I believe this physics-informed AI approach will become the standard way of working within the next decade.
As the new CEO, where do you see the future of Monumo under your leadership?
Our technology is already proving its value with customers, so the priority is scaling that commercial traction and the technology that enables it. This means more partnerships and a deeper impact on real production workflows.
I want Monumo to become the default design intelligence platform for electric motors across EVs, home appliances, industrial, and robotics.
Beyond the work of Monumo, what areas do you see as the most improvable using AI?
Scientific discovery more broadly is the obvious one.

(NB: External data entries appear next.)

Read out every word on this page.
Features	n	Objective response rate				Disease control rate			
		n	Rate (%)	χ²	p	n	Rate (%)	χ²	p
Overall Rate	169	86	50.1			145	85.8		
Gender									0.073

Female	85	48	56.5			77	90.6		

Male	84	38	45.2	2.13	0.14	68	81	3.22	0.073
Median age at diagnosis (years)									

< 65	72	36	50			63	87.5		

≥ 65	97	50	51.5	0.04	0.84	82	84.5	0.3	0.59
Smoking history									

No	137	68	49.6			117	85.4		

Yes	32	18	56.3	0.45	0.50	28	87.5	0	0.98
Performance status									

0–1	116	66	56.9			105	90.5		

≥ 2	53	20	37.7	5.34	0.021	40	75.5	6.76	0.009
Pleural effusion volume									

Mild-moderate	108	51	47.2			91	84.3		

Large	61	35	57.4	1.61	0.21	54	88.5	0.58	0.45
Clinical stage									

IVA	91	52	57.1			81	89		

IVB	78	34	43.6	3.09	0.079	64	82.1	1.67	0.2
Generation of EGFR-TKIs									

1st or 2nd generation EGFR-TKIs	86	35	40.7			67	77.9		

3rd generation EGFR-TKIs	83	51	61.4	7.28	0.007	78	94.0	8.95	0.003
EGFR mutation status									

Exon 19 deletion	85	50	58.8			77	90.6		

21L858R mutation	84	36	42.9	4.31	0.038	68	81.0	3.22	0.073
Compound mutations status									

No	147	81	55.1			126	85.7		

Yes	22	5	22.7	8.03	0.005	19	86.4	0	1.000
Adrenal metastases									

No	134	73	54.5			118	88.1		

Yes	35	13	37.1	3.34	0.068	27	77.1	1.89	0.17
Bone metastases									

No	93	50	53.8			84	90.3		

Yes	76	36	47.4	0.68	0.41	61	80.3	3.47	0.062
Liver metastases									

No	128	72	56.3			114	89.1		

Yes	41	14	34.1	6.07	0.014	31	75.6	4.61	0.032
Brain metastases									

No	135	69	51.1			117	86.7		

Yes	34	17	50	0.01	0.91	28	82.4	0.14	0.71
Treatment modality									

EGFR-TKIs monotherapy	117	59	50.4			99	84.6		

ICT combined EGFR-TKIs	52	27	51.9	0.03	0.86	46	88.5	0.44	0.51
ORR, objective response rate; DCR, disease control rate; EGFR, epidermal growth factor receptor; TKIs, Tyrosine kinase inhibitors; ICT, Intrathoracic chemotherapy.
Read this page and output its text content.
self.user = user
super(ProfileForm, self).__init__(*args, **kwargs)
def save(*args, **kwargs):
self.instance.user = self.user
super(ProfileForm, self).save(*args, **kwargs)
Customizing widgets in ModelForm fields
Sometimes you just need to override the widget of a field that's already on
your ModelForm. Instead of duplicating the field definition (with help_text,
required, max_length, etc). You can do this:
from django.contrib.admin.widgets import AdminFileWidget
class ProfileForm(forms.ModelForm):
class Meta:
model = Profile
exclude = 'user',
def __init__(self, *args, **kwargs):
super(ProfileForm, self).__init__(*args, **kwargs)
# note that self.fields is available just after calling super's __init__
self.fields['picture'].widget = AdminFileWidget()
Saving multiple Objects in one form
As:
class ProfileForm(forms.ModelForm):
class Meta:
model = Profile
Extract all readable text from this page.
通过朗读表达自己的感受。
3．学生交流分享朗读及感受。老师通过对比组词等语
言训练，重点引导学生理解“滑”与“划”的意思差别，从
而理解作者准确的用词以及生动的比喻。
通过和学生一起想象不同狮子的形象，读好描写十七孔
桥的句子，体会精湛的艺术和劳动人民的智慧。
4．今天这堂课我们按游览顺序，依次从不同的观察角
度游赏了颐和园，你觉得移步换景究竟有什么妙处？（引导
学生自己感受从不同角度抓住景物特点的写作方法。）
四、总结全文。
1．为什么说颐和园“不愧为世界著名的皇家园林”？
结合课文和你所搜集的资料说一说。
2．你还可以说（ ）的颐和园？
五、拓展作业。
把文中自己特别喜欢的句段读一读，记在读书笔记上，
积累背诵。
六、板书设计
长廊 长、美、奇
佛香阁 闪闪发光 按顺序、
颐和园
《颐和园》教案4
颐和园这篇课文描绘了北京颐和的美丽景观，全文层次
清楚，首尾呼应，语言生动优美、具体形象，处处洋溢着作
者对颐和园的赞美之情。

AI can dramatically accelerate the search for better solutions in any situation where you have expensive simulations and high-dimensional trade-offs – whether that’s drug discovery, materials science, or energy system design.
Education is another area where AI’s ability to provide personalised feedback at scale could be genuinely transformative, particularly for people without access to world-class institutions.
Healthcare diagnostics is already showing remarkable results, with AI matching or exceeding specialists in areas like medical imaging.
Finally, climate and energy – optimising power grids, improving battery chemistry, making buildings more efficient – where speed genuinely matters given the timeline we’re working against.